# AES/RES Entomology Exhibition 2006



## ellroy (Dec 16, 2005)

[SIZE=12pt]AES/RES Entomology Exhibition 2006 [/SIZE]

Saturday 8th April 2006 @ York Racecourse.

This is the first joint invertebrate fair to be held in the north UK by the AES and RES and they promise something of interest for anyone with a fascination of invertebrates.

Theres bound to be plenty of display and trade stands including a range of exotic insects.....mantids too!!

Please let me know if you are likely to attend or would like to reserve a stand so we can get an idea of numbers.
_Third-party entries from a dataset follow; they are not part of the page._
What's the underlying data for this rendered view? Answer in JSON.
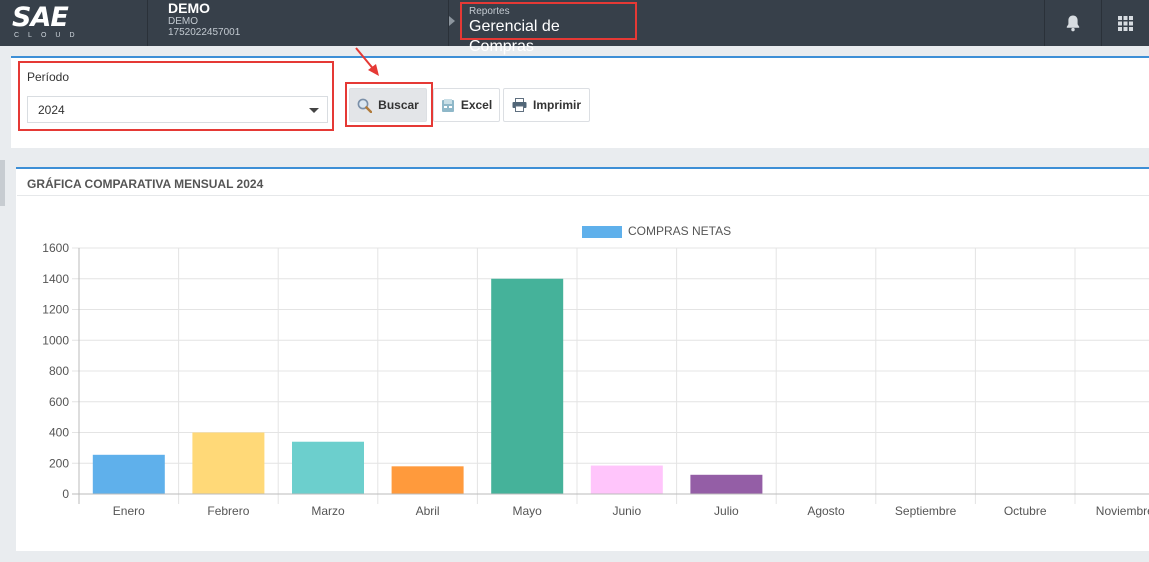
{
  "header": {
    "logo_text": "SAE",
    "logo_sub": "CLOUD",
    "company_name": "DEMO",
    "company_sub": "DEMO",
    "company_id": "1752022457001",
    "module_small": "Reportes",
    "module_title": "Gerencial de Compras",
    "icons": [
      "bell-icon",
      "apps-grid-icon"
    ]
  },
  "filters": {
    "period_label": "Período",
    "period_value": "2024",
    "buscar_label": "Buscar",
    "excel_label": "Excel",
    "imprimir_label": "Imprimir"
  },
  "chart_panel": {
    "title": "GRÁFICA COMPARATIVA MENSUAL 2024"
  },
  "chart_data": {
    "type": "bar",
    "title": "",
    "xlabel": "",
    "ylabel": "",
    "legend": {
      "position": "top",
      "label": "COMPRAS NETAS",
      "color": "#5fb0eb"
    },
    "grid": true,
    "ylim": [
      0,
      1600
    ],
    "yticks": [
      0,
      200,
      400,
      600,
      800,
      1000,
      1200,
      1400,
      1600
    ],
    "categories": [
      "Enero",
      "Febrero",
      "Marzo",
      "Abril",
      "Mayo",
      "Junio",
      "Julio",
      "Agosto",
      "Septiembre",
      "Octubre",
      "Noviembre"
    ],
    "series": [
      {
        "name": "COMPRAS NETAS",
        "values": [
          255,
          400,
          340,
          180,
          1400,
          185,
          125,
          0,
          0,
          0,
          0
        ],
        "colors": [
          "#5fb0eb",
          "#ffd978",
          "#6ccfcd",
          "#ff9a3c",
          "#45b29a",
          "#ffc5fb",
          "#945ea6",
          "#cccccc",
          "#cccccc",
          "#cccccc",
          "#cccccc"
        ]
      }
    ]
  },
  "annotations": {
    "highlight_color": "#e53935"
  }
}
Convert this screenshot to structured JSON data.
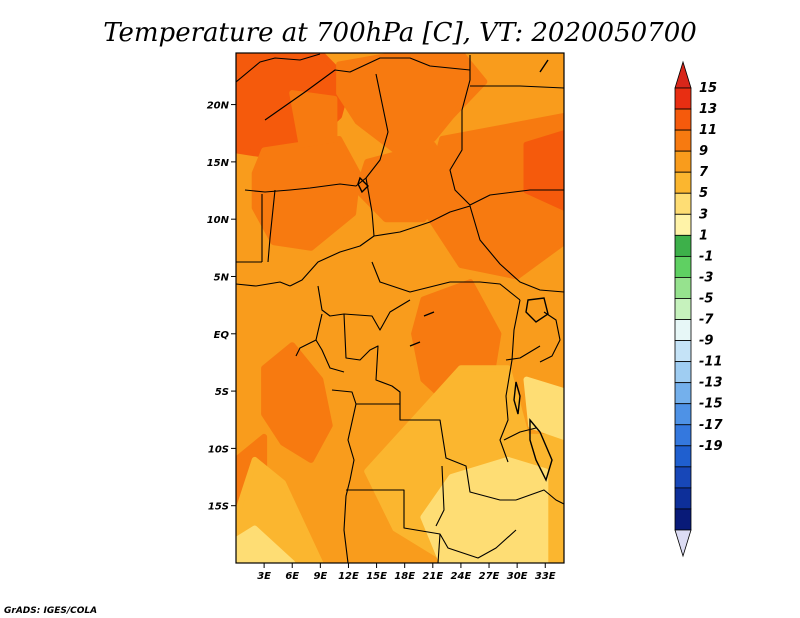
{
  "title": "Temperature at 700hPa [C], VT: 2020050700",
  "credit": "GrADS: IGES/COLA",
  "map": {
    "lon_range": [
      0,
      35
    ],
    "lat_range": [
      -20,
      24.5
    ],
    "x_ticks": [
      {
        "value": 3,
        "label": "3E"
      },
      {
        "value": 6,
        "label": "6E"
      },
      {
        "value": 9,
        "label": "9E"
      },
      {
        "value": 12,
        "label": "12E"
      },
      {
        "value": 15,
        "label": "15E"
      },
      {
        "value": 18,
        "label": "18E"
      },
      {
        "value": 21,
        "label": "21E"
      },
      {
        "value": 24,
        "label": "24E"
      },
      {
        "value": 27,
        "label": "27E"
      },
      {
        "value": 30,
        "label": "30E"
      },
      {
        "value": 33,
        "label": "33E"
      }
    ],
    "y_ticks": [
      {
        "value": 20,
        "label": "20N"
      },
      {
        "value": 15,
        "label": "15N"
      },
      {
        "value": 10,
        "label": "10N"
      },
      {
        "value": 5,
        "label": "5N"
      },
      {
        "value": 0,
        "label": "EQ"
      },
      {
        "value": -5,
        "label": "5S"
      },
      {
        "value": -10,
        "label": "10S"
      },
      {
        "value": -15,
        "label": "15S"
      }
    ]
  },
  "colorbar": {
    "levels": [
      {
        "label": "15",
        "color": "#e82e12"
      },
      {
        "label": "13",
        "color": "#f55a0c"
      },
      {
        "label": "11",
        "color": "#f77a10"
      },
      {
        "label": "9",
        "color": "#f99c1c"
      },
      {
        "label": "7",
        "color": "#fbb62f"
      },
      {
        "label": "5",
        "color": "#fedd74"
      },
      {
        "label": "3",
        "color": "#fff3a8"
      },
      {
        "label": "1",
        "color": "#3db04a"
      },
      {
        "label": "-1",
        "color": "#5fd062"
      },
      {
        "label": "-3",
        "color": "#96e28e"
      },
      {
        "label": "-5",
        "color": "#c6f2bd"
      },
      {
        "label": "-7",
        "color": "#e7f7f7"
      },
      {
        "label": "-9",
        "color": "#c5e3f7"
      },
      {
        "label": "-11",
        "color": "#9fcdf2"
      },
      {
        "label": "-13",
        "color": "#74b0ec"
      },
      {
        "label": "-15",
        "color": "#4e92e6"
      },
      {
        "label": "-17",
        "color": "#3478de"
      },
      {
        "label": "-19",
        "color": "#1f5fcf"
      },
      {
        "label": "",
        "color": "#1747b8"
      },
      {
        "label": "",
        "color": "#0d2f99"
      },
      {
        "label": "",
        "color": "#081a78"
      }
    ],
    "top_arrow_color": "#d8261a",
    "bottom_arrow_color": "#dcdcf4"
  },
  "temperature_regions": [
    {
      "level": "13",
      "points": [
        [
          0,
          24.5
        ],
        [
          9,
          24.5
        ],
        [
          12,
          22
        ],
        [
          11,
          19
        ],
        [
          7,
          16
        ],
        [
          4,
          15.5
        ],
        [
          0,
          16
        ]
      ]
    },
    {
      "level": "11",
      "points": [
        [
          11,
          23.5
        ],
        [
          18,
          24.5
        ],
        [
          24,
          24.5
        ],
        [
          26.5,
          22
        ],
        [
          23,
          19
        ],
        [
          21,
          17
        ],
        [
          17,
          16
        ],
        [
          13,
          18.5
        ],
        [
          11,
          21
        ]
      ]
    },
    {
      "level": "11",
      "points": [
        [
          3,
          16
        ],
        [
          11,
          17
        ],
        [
          13,
          14
        ],
        [
          12.5,
          10.5
        ],
        [
          8,
          7.5
        ],
        [
          4,
          8
        ],
        [
          2,
          11
        ],
        [
          2,
          14
        ]
      ]
    },
    {
      "level": "11",
      "points": [
        [
          14,
          15
        ],
        [
          21,
          16.5
        ],
        [
          23,
          14
        ],
        [
          20,
          10
        ],
        [
          16,
          10
        ],
        [
          13,
          12.5
        ]
      ]
    },
    {
      "level": "11",
      "points": [
        [
          22,
          17
        ],
        [
          35,
          19
        ],
        [
          35,
          8
        ],
        [
          30,
          5
        ],
        [
          24,
          6
        ],
        [
          20,
          11
        ]
      ]
    },
    {
      "level": "13",
      "points": [
        [
          31,
          16.5
        ],
        [
          35,
          17.5
        ],
        [
          35,
          11
        ],
        [
          31,
          12.5
        ]
      ]
    },
    {
      "level": "11",
      "points": [
        [
          6,
          21
        ],
        [
          10.5,
          20.5
        ],
        [
          10.5,
          17
        ],
        [
          7,
          16.5
        ]
      ]
    },
    {
      "level": "11",
      "points": [
        [
          20,
          3
        ],
        [
          25,
          4.5
        ],
        [
          28,
          0
        ],
        [
          27,
          -5
        ],
        [
          24,
          -7
        ],
        [
          20,
          -4
        ],
        [
          19,
          0
        ]
      ]
    },
    {
      "level": "11",
      "points": [
        [
          3,
          -3
        ],
        [
          6,
          -1
        ],
        [
          9,
          -4
        ],
        [
          10,
          -8
        ],
        [
          8,
          -11
        ],
        [
          5,
          -9.5
        ],
        [
          3,
          -7
        ]
      ]
    },
    {
      "level": "11",
      "points": [
        [
          0,
          -11
        ],
        [
          3,
          -9
        ],
        [
          3,
          -16
        ],
        [
          1.5,
          -19
        ],
        [
          0,
          -19
        ]
      ]
    },
    {
      "level": "7",
      "points": [
        [
          24,
          -3
        ],
        [
          29,
          -3
        ],
        [
          31,
          -9
        ],
        [
          35,
          -9
        ],
        [
          35,
          -20
        ],
        [
          23,
          -20
        ],
        [
          17,
          -17
        ],
        [
          14,
          -12
        ]
      ]
    },
    {
      "level": "7",
      "points": [
        [
          2,
          -11
        ],
        [
          5,
          -13
        ],
        [
          9,
          -20
        ],
        [
          0,
          -20
        ],
        [
          0,
          -16
        ]
      ]
    },
    {
      "level": "5",
      "points": [
        [
          23,
          -12.5
        ],
        [
          29,
          -11
        ],
        [
          33,
          -12
        ],
        [
          33,
          -20
        ],
        [
          22,
          -20
        ],
        [
          20,
          -16
        ]
      ]
    },
    {
      "level": "5",
      "points": [
        [
          2,
          -17
        ],
        [
          6,
          -20
        ],
        [
          0,
          -20
        ],
        [
          0,
          -18
        ]
      ]
    },
    {
      "level": "5",
      "points": [
        [
          31,
          -4
        ],
        [
          35,
          -5
        ],
        [
          35,
          -9
        ],
        [
          31.5,
          -8
        ]
      ]
    }
  ]
}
York racecourse is a great venue and they are hoping this is gonna be a BIG day!

Thanks

Alan


----------



## ellroy (Jan 13, 2006)

Hi,

didn't get much feedback when I orginally posted but maybe now its 2006 people might be making plans.....

Anyone think they will be selling or exhibiting?

Alan


----------



## Rib (Jan 13, 2006)

well i'll definately be showing up to look around!


----------



## Ian (Jan 13, 2006)

Id love to...wonna change the venue?


----------



## ibanez_freak (Jan 13, 2006)

I may just go to that, but it's very close to my exams :x

Well, if I can, then I'll try head there.

Cheers, Cameron.


----------



## ellroy (Feb 18, 2006)

This link gives directions to the venue if anyone is interested. Lots of the popular suppliers have already booked trading space so looks like its gonna be good.

http://www.yorkracecourse.co.uk/directions.asp

Cheers

Alan


----------



## ellroy (Mar 18, 2006)

Not long now, sounds like they've got loads of good stands lined up.....should be a busy day!

I have to get up at 5am to get there and help set up so it better be good!!

Alan


----------